どうやって知り得たのかという話が面白かった。

一部の特権階級である党幹部の子息(ゴールデンボーイ/ゴールデンガールと呼ばれていたらしい。ロシア語で何ていうかは聞かなかったけど)が西側に旅行してレコードを持ち込み仲間内でテープにコピーする。それをまたさらにコピーして…という感じで、みんな聞いていたらしい。 当然公共のラジオでかかったりはしないけれども、聞くこと自体が違法だとかではなかったらしい。とはいえ、こんな地下出版みたいなのって創作物の世界でしか知らなかったので、実際に経験したという話を聞いて驚いてしまった。

そこから派生して、昔話をいろいろ聞いていたんだけれども、その人は基本的にソ連時代をそれほど悪くは思っていないようだった。

豊かにはなれない分、みんな欲がそれほどなくて平和だったとか、一部の特権階級が私服を肥やしていたのは知っているが今の貧富の格差ほどじゃないとか…。

その話をしているときの表情がとても印象的で、やっぱり自分が子供時代を過ごした国がなくなってしまったこととか、それがあたかも100%間違った存在だったと言われることについて思うことがあるのかもしれない。

もっとも聞きたかった、ソ連が崩壊したときに何を思ったかという質問に対してはよく覚えていないということだった。
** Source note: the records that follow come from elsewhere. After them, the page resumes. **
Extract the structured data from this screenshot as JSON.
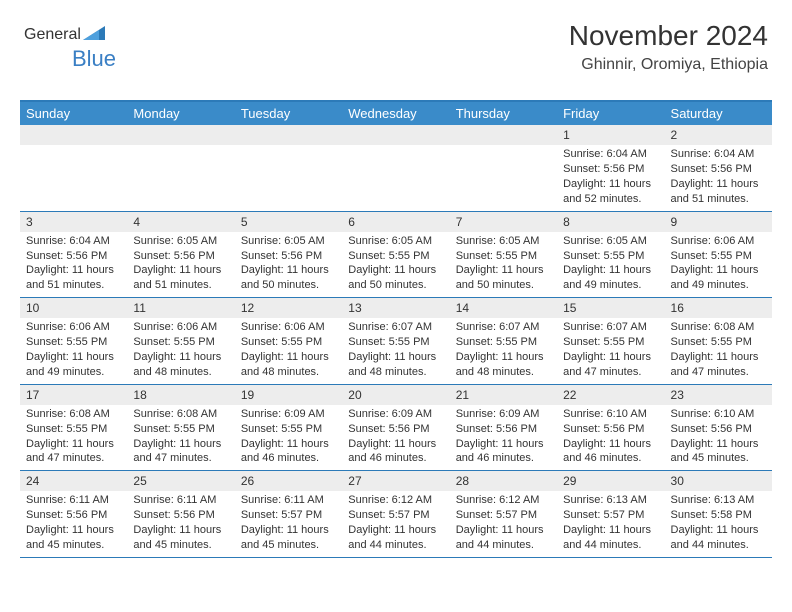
{
  "logo": {
    "text1": "General",
    "text2": "Blue",
    "color1": "#555555",
    "color2": "#3a7fc4"
  },
  "header": {
    "title": "November 2024",
    "location": "Ghinnir, Oromiya, Ethiopia"
  },
  "colors": {
    "header_bg": "#3a8bc9",
    "header_text": "#ffffff",
    "row_border": "#2c7ab8",
    "daynum_bg": "#ededed",
    "text": "#333333"
  },
  "dayNames": [
    "Sunday",
    "Monday",
    "Tuesday",
    "Wednesday",
    "Thursday",
    "Friday",
    "Saturday"
  ],
  "weeks": [
    [
      {
        "n": "",
        "sr": "",
        "ss": "",
        "dl": ""
      },
      {
        "n": "",
        "sr": "",
        "ss": "",
        "dl": ""
      },
      {
        "n": "",
        "sr": "",
        "ss": "",
        "dl": ""
      },
      {
        "n": "",
        "sr": "",
        "ss": "",
        "dl": ""
      },
      {
        "n": "",
        "sr": "",
        "ss": "",
        "dl": ""
      },
      {
        "n": "1",
        "sr": "Sunrise: 6:04 AM",
        "ss": "Sunset: 5:56 PM",
        "dl": "Daylight: 11 hours and 52 minutes."
      },
      {
        "n": "2",
        "sr": "Sunrise: 6:04 AM",
        "ss": "Sunset: 5:56 PM",
        "dl": "Daylight: 11 hours and 51 minutes."
      }
    ],
    [
      {
        "n": "3",
        "sr": "Sunrise: 6:04 AM",
        "ss": "Sunset: 5:56 PM",
        "dl": "Daylight: 11 hours and 51 minutes."
      },
      {
        "n": "4",
        "sr": "Sunrise: 6:05 AM",
        "ss": "Sunset: 5:56 PM",
        "dl": "Daylight: 11 hours and 51 minutes."
      },
      {
        "n": "5",
        "sr": "Sunrise: 6:05 AM",
        "ss": "Sunset: 5:56 PM",
        "dl": "Daylight: 11 hours and 50 minutes."
      },
      {
        "n": "6",
        "sr": "Sunrise: 6:05 AM",
        "ss": "Sunset: 5:55 PM",
        "dl": "Daylight: 11 hours and 50 minutes."
      },
      {
        "n": "7",
        "sr": "Sunrise: 6:05 AM",
        "ss": "Sunset: 5:55 PM",
        "dl": "Daylight: 11 hours and 50 minutes."
      },
      {
        "n": "8",
        "sr": "Sunrise: 6:05 AM",
        "ss": "Sunset: 5:55 PM",
        "dl": "Daylight: 11 hours and 49 minutes."
      },
      {
        "n": "9",
        "sr": "Sunrise: 6:06 AM",
        "ss": "Sunset: 5:55 PM",
        "dl": "Daylight: 11 hours and 49 minutes."
      }
    ],
    [
      {
        "n": "10",
        "sr": "Sunrise: 6:06 AM",
        "ss": "Sunset: 5:55 PM",
        "dl": "Daylight: 11 hours and 49 minutes."
      },
      {
        "n": "11",
        "sr": "Sunrise: 6:06 AM",
        "ss": "Sunset: 5:55 PM",
        "dl": "Daylight: 11 hours and 48 minutes."
      },
      {
        "n": "12",
        "sr": "Sunrise: 6:06 AM",
        "ss": "Sunset: 5:55 PM",
        "dl": "Daylight: 11 hours and 48 minutes."
      },
      {
        "n": "13",
        "sr": "Sunrise: 6:07 AM",
        "ss": "Sunset: 5:55 PM",
        "dl": "Daylight: 11 hours and 48 minutes."
      },
      {
        "n": "14",
        "sr": "Sunrise: 6:07 AM",
        "ss": "Sunset: 5:55 PM",
        "dl": "Daylight: 11 hours and 48 minutes."
      },
      {
        "n": "15",
        "sr": "Sunrise: 6:07 AM",
        "ss": "Sunset: 5:55 PM",
        "dl": "Daylight: 11 hours and 47 minutes."
      },
      {
        "n": "16",
        "sr": "Sunrise: 6:08 AM",
        "ss": "Sunset: 5:55 PM",
        "dl": "Daylight: 11 hours and 47 minutes."
      }
    ],
    [
      {
        "n": "17",
        "sr": "Sunrise: 6:08 AM",
        "ss": "Sunset: 5:55 PM",
        "dl": "Daylight: 11 hours and 47 minutes."
      },
      {
        "n": "18",
        "sr": "Sunrise: 6:08 AM",
        "ss": "Sunset: 5:55 PM",
        "dl": "Daylight: 11 hours and 47 minutes."
      },
      {
        "n": "19",
        "sr": "Sunrise: 6:09 AM",
        "ss": "Sunset: 5:55 PM",
        "dl": "Daylight: 11 hours and 46 minutes."
      },
      {
        "n": "20",
        "sr": "Sunrise: 6:09 AM",
        "ss": "Sunset: 5:56 PM",
        "dl": "Daylight: 11 hours and 46 minutes."
      },
      {
        "n": "21",
        "sr": "Sunrise: 6:09 AM",
        "ss": "Sunset: 5:56 PM",
        "dl": "Daylight: 11 hours and 46 minutes."
      },
      {
        "n": "22",
        "sr": "Sunrise: 6:10 AM",
        "ss": "Sunset: 5:56 PM",
        "dl": "Daylight: 11 hours and 46 minutes."
      },
      {
        "n": "23",
        "sr": "Sunrise: 6:10 AM",
        "ss": "Sunset: 5:56 PM",
        "dl": "Daylight: 11 hours and 45 minutes."
      }
    ],
    [
      {
        "n": "24",
        "sr": "Sunrise: 6:11 AM",
        "ss": "Sunset: 5:56 PM",
        "dl": "Daylight: 11 hours and 45 minutes."
      },
      {
        "n": "25",
        "sr": "Sunrise: 6:11 AM",
        "ss": "Sunset: 5:56 PM",
        "dl": "Daylight: 11 hours and 45 minutes."
      },
      {
        "n": "26",
        "sr": "Sunrise: 6:11 AM",
        "ss": "Sunset: 5:57 PM",
        "dl": "Daylight: 11 hours and 45 minutes."
      },
      {
        "n": "27",
        "sr": "Sunrise: 6:12 AM",
        "ss": "Sunset: 5:57 PM",
        "dl": "Daylight: 11 hours and 44 minutes."
      },
      {
        "n": "28",
        "sr": "Sunrise: 6:12 AM",
        "ss": "Sunset: 5:57 PM",
        "dl": "Daylight: 11 hours and 44 minutes."
      },
      {
        "n": "29",
        "sr": "Sunrise: 6:13 AM",
        "ss": "Sunset: 5:57 PM",
        "dl": "Daylight: 11 hours and 44 minutes."
      },
      {
        "n": "30",
        "sr": "Sunrise: 6:13 AM",
        "ss": "Sunset: 5:58 PM",
        "dl": "Daylight: 11 hours and 44 minutes."
      }
    ]
  ]
}
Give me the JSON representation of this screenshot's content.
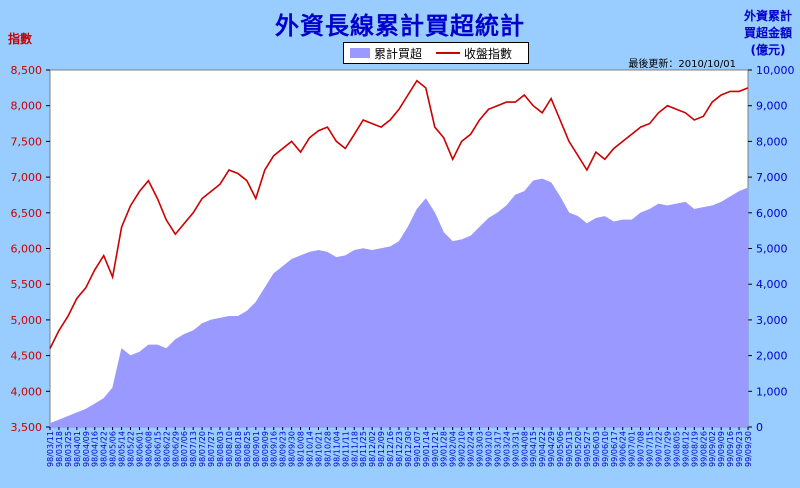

90年代は生活していくためにとにかく働かないといけなくてものを考えている暇がなかったということだった。 プロパガンダが嘘だったことについても、責める相手もいなくなってしまったんだからあまり気にしてなかったとか。(これはその人がドライなだけなような気もするが……。)

今や共産主義といったら映画の中にしか出てこないけれども、自分が生まれるほんの少し前まで確かに世界に存在していて、そこで生きていた人々が存在していたということを体感した。